When Trevor Griffin spotted a piece of wood sticking out of the sand near the banks of the Taieri River he knew it was something special.

The Taieri Mouth resident was whitebaiting on the river near Maori Leap on Wednesday when he discovered a 200-year-old Maori toro (spear).

"As soon as you touched it you realised it was something special, it had a shape and it tapered so that taper naturally stood out."

Mr Griffin and his friend then dug the 2.1m long toro out of the sand, revealing what they had found.

"It all happened so fast, but luckily I took a photo of it and sent it to my partner who works for Ngai Tahu and she put us down the right track."

After contacting the Otago Museum, he was told to bring it in for identification as soon as possible.

What he had found was a significant Maori object with possible links to some of the area’s earliest settlers.

Taieri Mouth resident Trevor Griffin tests the lightness and balance of the 200-year-old toro he...
Taieri Mouth resident Trevor Griffin tests the lightness and balance of the 200-year-old toro he found while whitebaiting in the Taieri River this week, as Otakou kaumatua Paul Karaitiana watches on.
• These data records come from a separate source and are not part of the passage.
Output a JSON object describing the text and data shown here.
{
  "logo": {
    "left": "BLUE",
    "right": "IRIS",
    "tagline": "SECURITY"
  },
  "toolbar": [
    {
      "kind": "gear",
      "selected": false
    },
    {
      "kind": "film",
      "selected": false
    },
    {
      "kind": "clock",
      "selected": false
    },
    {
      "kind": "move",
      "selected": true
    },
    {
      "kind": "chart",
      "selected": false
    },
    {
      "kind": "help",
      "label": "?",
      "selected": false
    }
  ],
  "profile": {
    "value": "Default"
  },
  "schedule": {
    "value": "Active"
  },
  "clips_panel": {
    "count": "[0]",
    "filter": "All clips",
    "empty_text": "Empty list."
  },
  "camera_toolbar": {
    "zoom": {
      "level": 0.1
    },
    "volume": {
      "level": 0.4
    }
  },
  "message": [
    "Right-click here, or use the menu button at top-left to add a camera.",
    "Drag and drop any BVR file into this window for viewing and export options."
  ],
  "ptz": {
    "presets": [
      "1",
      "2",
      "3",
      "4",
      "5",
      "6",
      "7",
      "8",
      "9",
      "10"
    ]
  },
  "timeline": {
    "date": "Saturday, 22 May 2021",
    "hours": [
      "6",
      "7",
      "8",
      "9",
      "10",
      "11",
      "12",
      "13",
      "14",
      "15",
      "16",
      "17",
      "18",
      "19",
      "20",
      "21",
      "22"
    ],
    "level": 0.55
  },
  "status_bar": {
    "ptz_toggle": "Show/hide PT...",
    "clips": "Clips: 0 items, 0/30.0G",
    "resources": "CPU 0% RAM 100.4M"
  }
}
Photo: Stephen Jaquiery
Museum curator Maori, Rachel Wesley said the Ngati-Mamoe people — an early South Island iwi — built a pa not far from where the object was found.
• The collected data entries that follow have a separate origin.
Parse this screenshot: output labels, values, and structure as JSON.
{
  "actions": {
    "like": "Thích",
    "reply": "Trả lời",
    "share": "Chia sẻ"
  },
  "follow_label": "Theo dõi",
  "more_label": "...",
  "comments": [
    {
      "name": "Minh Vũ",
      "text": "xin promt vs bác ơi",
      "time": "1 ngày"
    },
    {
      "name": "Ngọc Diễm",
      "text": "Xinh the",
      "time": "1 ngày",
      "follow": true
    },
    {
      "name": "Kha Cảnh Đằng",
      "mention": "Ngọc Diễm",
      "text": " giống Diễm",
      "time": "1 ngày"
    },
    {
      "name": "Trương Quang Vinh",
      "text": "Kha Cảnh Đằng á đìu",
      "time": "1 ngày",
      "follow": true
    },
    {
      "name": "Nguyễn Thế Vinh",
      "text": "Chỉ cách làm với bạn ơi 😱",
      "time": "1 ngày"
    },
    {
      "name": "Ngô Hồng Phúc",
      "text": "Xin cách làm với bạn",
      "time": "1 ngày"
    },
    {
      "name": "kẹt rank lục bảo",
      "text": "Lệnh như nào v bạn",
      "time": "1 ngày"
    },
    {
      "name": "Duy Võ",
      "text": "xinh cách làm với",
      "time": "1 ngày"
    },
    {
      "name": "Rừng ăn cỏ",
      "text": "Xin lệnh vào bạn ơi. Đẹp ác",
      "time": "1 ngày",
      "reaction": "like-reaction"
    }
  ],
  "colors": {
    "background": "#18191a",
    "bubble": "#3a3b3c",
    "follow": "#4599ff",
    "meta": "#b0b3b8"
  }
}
Local tradition tells of a chief who jumped off Maori Leap during a conflict and was killed when a spear struck him as he was falling towards the river, Ms Wesley said.

"This particular toro being found directly across from that pa, that’s a pretty unique coincidence."

It would be difficult to prove the connection between the toro and the traditional story about the chief’s death but it was still a significant discovery, she said.

"I would rank this as pretty significant, we’ve a really amazing collection here at Otago Museum but we don’t have anything so securely provenienced [sic] to Otago."

The toro could be up to 200 years old and was likely carved from manuka, she said.

It would now be taken to the Otakou marae where there was an organic treatment facility, so it could be conserved.

An official notification had been sent to the Ministry of Culture and Heritage which would then determine the ownership of the toro, which would be overseen by the Maori Land Court.

It was likely to be stored at the marae and then offered to the local runanga, she said.